ALBANY, N.Y. (NEWS10) — Many local businesses are now asking customers to pay with exact change or to use a debit or credit card if possible. It’s not just a request across the Capital Region; it’s nationwide. The U.S. is experiencing a coin shortage.
The Federal Reserve issued a statement that read in part “The COVID‐19 pandemic has significantly disrupted the supply chain and normal circulation patterns for U.S. coin.”
They added that the U.S. Mint’s production also decreased due to measures put in place to protect their employees.
From a consumer’s perspective, fears of spreading or catching germs has likely played a role as well.
“Anytime you exchange anything between people these days, people are going to be a little bit suspect,” said John Witkowski, the President and CEO of the Independent Bankers Association of New York State.
Witkowski told NEWS10 ABC that the stagnant economy has forced not only a shortage in coin but cash, too.
“The pandemic has kept people inside for the last three to four months, not a lot of money has been exchanged.
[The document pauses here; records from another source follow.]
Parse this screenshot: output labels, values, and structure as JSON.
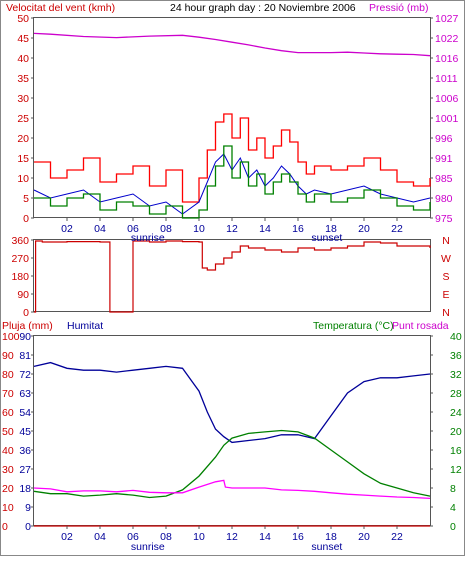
{
  "header": {
    "wind_label": "Velocitat del vent (kmh)",
    "title": "24 hour graph day : 20 Noviembre 2006",
    "pressure_label": "Pressió (mb)"
  },
  "colors": {
    "wind": "#ff0000",
    "wind_avg": "#008000",
    "wind_dir": "#cc0000",
    "humidity": "#000099",
    "temperature": "#008000",
    "dewpoint": "#ff00ff",
    "rain": "#cc0000",
    "pressure": "#cc00cc",
    "frame": "#555555"
  },
  "chart_data": [
    {
      "type": "line",
      "name": "wind-pressure",
      "x_ticks": [
        "02",
        "04",
        "06",
        "08",
        "10",
        "12",
        "14",
        "16",
        "18",
        "20",
        "22"
      ],
      "sun_labels": [
        {
          "label": "sunrise",
          "hour": 6.9
        },
        {
          "label": "sunset",
          "hour": 17.75
        }
      ],
      "xlim": [
        0,
        24
      ],
      "y_left": {
        "label": "Velocitat del vent (kmh)",
        "ylim": [
          0,
          50
        ],
        "ticks": [
          0,
          5,
          10,
          15,
          20,
          25,
          30,
          35,
          40,
          45,
          50
        ]
      },
      "y_right": {
        "label": "Pressió (mb)",
        "ylim": [
          975,
          1027
        ],
        "ticks": [
          975,
          980,
          985,
          991,
          996,
          1001,
          1006,
          1011,
          1016,
          1022,
          1027
        ]
      },
      "series": [
        {
          "key": "pressure",
          "axis": "right",
          "style": "line",
          "x": [
            0,
            1,
            3,
            5,
            7,
            9,
            10,
            11,
            12,
            13,
            14,
            15,
            16,
            17,
            18,
            19,
            20,
            21,
            22,
            23,
            24
          ],
          "values": [
            1023,
            1022.8,
            1022.2,
            1021.9,
            1022.3,
            1022.5,
            1022.0,
            1021.4,
            1020.7,
            1020.0,
            1019.2,
            1018.5,
            1018.0,
            1018.0,
            1018.0,
            1018.1,
            1017.9,
            1017.7,
            1017.6,
            1017.5,
            1017.2
          ]
        },
        {
          "key": "wind_gust",
          "axis": "left",
          "style": "step",
          "x": [
            0,
            1,
            2,
            3,
            4,
            5,
            6,
            7,
            8,
            9,
            10,
            10.5,
            11,
            11.5,
            12,
            12.5,
            13,
            13.5,
            14,
            14.5,
            15,
            15.5,
            16,
            16.5,
            17,
            18,
            19,
            20,
            21,
            22,
            23,
            24
          ],
          "values": [
            14,
            10,
            12,
            15,
            9,
            11,
            13,
            8,
            12,
            4,
            10,
            17,
            24,
            26,
            20,
            25,
            17,
            20,
            15,
            18,
            22,
            19,
            14,
            11,
            13,
            12,
            13,
            15,
            12,
            9,
            8,
            10
          ]
        },
        {
          "key": "wind_speed",
          "axis": "left",
          "style": "line",
          "x": [
            0,
            1,
            2,
            3,
            4,
            5,
            6,
            7,
            8,
            9,
            10,
            10.5,
            11,
            11.5,
            12,
            12.5,
            13,
            13.5,
            14,
            14.5,
            15,
            15.5,
            16,
            16.5,
            17,
            18,
            19,
            20,
            21,
            22,
            23,
            24
          ],
          "values": [
            7,
            5,
            6,
            7,
            4,
            5,
            6,
            3,
            4,
            1,
            4,
            9,
            14,
            16,
            12,
            15,
            10,
            12,
            8,
            10,
            13,
            11,
            8,
            6,
            7,
            6,
            7,
            8,
            6,
            5,
            4,
            5
          ]
        },
        {
          "key": "wind_avg",
          "axis": "left",
          "style": "step",
          "x": [
            0,
            1,
            2,
            3,
            4,
            5,
            6,
            7,
            8,
            9,
            10,
            10.5,
            11,
            11.5,
            12,
            12.5,
            13,
            13.5,
            14,
            14.5,
            15,
            15.5,
            16,
            16.5,
            17,
            18,
            19,
            20,
            21,
            22,
            23,
            24
          ],
          "values": [
            5,
            3,
            5,
            6,
            2,
            4,
            3,
            1,
            3,
            0,
            2,
            8,
            13,
            18,
            10,
            14,
            8,
            11,
            6,
            9,
            11,
            9,
            6,
            4,
            6,
            4,
            5,
            7,
            5,
            3,
            2,
            4
          ]
        }
      ]
    },
    {
      "type": "line",
      "name": "wind-direction",
      "xlim": [
        0,
        24
      ],
      "y_left": {
        "label": "",
        "ylim": [
          0,
          360
        ],
        "ticks": [
          0,
          90,
          180,
          270,
          360
        ]
      },
      "y_right": {
        "label": "",
        "tick_labels": [
          "N",
          "E",
          "S",
          "W",
          "N"
        ]
      },
      "series": [
        {
          "key": "wind_dir",
          "axis": "left",
          "style": "step",
          "x": [
            0,
            0.1,
            0.5,
            2,
            4,
            4.6,
            5.9,
            6,
            7,
            8,
            9,
            10,
            10.2,
            10.5,
            11,
            11.5,
            12,
            12.5,
            13,
            14,
            15,
            16,
            17,
            18,
            19,
            20,
            21,
            22,
            23,
            24
          ],
          "values": [
            0,
            355,
            350,
            352,
            350,
            0,
            0,
            355,
            350,
            355,
            352,
            350,
            220,
            210,
            240,
            270,
            300,
            330,
            320,
            310,
            300,
            320,
            310,
            320,
            330,
            350,
            345,
            330,
            330,
            320
          ]
        }
      ]
    },
    {
      "type": "line",
      "name": "temperature-humidity",
      "x_ticks": [
        "02",
        "04",
        "06",
        "08",
        "10",
        "12",
        "14",
        "16",
        "18",
        "20",
        "22"
      ],
      "sun_labels": [
        {
          "label": "sunrise",
          "hour": 6.9
        },
        {
          "label": "sunset",
          "hour": 17.75
        }
      ],
      "xlim": [
        0,
        24
      ],
      "header_labels": {
        "rain": "Pluja (mm)",
        "humidity": "Humitat",
        "temperature": "Temperatura (°C)",
        "dewpoint": "Punt rosada"
      },
      "y_left_outer": {
        "label": "Pluja (mm)",
        "ylim": [
          0,
          100
        ],
        "ticks": [
          0,
          10,
          20,
          30,
          40,
          50,
          60,
          70,
          80,
          90,
          100
        ]
      },
      "y_left_inner": {
        "label": "Humitat",
        "ylim": [
          0,
          100
        ],
        "tick_labels": [
          "0",
          "9",
          "18",
          "27",
          "36",
          "45",
          "54",
          "63",
          "72",
          "81",
          "90"
        ]
      },
      "y_right": {
        "label": "Temperatura (°C)",
        "ylim": [
          0,
          40
        ],
        "ticks": [
          0,
          4,
          8,
          12,
          16,
          20,
          24,
          28,
          32,
          36,
          40
        ]
      },
      "series": [
        {
          "key": "humidity",
          "axis": "left",
          "x": [
            0,
            1,
            2,
            3,
            4,
            5,
            6,
            7,
            8,
            9,
            10,
            10.5,
            11,
            11.5,
            12,
            13,
            14,
            15,
            16,
            17,
            18,
            19,
            20,
            21,
            22,
            23,
            24
          ],
          "values": [
            84,
            86,
            83,
            82,
            82,
            81,
            82,
            83,
            84,
            83,
            71,
            60,
            51,
            47,
            44,
            45,
            46,
            48,
            48,
            46,
            58,
            70,
            76,
            78,
            78,
            79,
            80
          ]
        },
        {
          "key": "temperature",
          "axis": "right",
          "x": [
            0,
            1,
            2,
            3,
            4,
            5,
            6,
            7,
            8,
            9,
            10,
            11,
            11.5,
            12,
            13,
            14,
            15,
            16,
            17,
            18,
            19,
            20,
            21,
            22,
            23,
            24
          ],
          "values": [
            7.3,
            6.8,
            6.8,
            6.3,
            6.5,
            6.8,
            6.5,
            6.0,
            6.3,
            7.6,
            10.5,
            14.5,
            17.0,
            18.5,
            19.5,
            19.8,
            20.1,
            19.8,
            18.5,
            16.0,
            13.5,
            11.0,
            9.0,
            8.0,
            7.0,
            6.3
          ]
        },
        {
          "key": "dewpoint",
          "axis": "right",
          "x": [
            0,
            1,
            2,
            3,
            4,
            5,
            6,
            7,
            8,
            9,
            10,
            11,
            11.5,
            11.6,
            12,
            13,
            14,
            15,
            16,
            17,
            18,
            19,
            20,
            21,
            22,
            23,
            24
          ],
          "values": [
            8.0,
            7.8,
            7.2,
            7.4,
            7.4,
            7.2,
            7.5,
            7.1,
            7.0,
            7.0,
            8.2,
            9.3,
            9.6,
            8.2,
            8.0,
            8.0,
            8.0,
            7.6,
            7.5,
            7.3,
            7.0,
            6.7,
            6.5,
            6.3,
            6.1,
            6.0,
            5.8
          ]
        },
        {
          "key": "rain",
          "axis": "left",
          "x": [
            0,
            24
          ],
          "values": [
            0,
            0
          ]
        }
      ]
    }
  ]
}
Everybody has their cards and are doing everything online. Even with grocery stores, you now have Instacart,” said Witkowski.
Witkowski said he does believe the situation will start to resolve itself as businesses start to open up and things return to normal, but he pointed out that discussions of a cashless society have been happening for years. He said we’ll have to wait and see how the Federal Reserve moves forward.
“To be honest with you, I think they’re waiting for this to play out and see how much of a change in consumer behavior will be after this pandemic or as the pandemic slows down across the country,” said Witkowski.
In the meantime, he said consumers can do their part in helping out by calling their local bank to see if they want your change. He said to keep in mind that many banks no longer have counter machines and will ask for coins to be pre-rolled.
“Or there’s local grocery stores I’m sure that have those coin machines that can dispense cash for ya, but at least that starts the flow again of the cycle, the supply chain cycle of coinage and paper,” said Witkowski.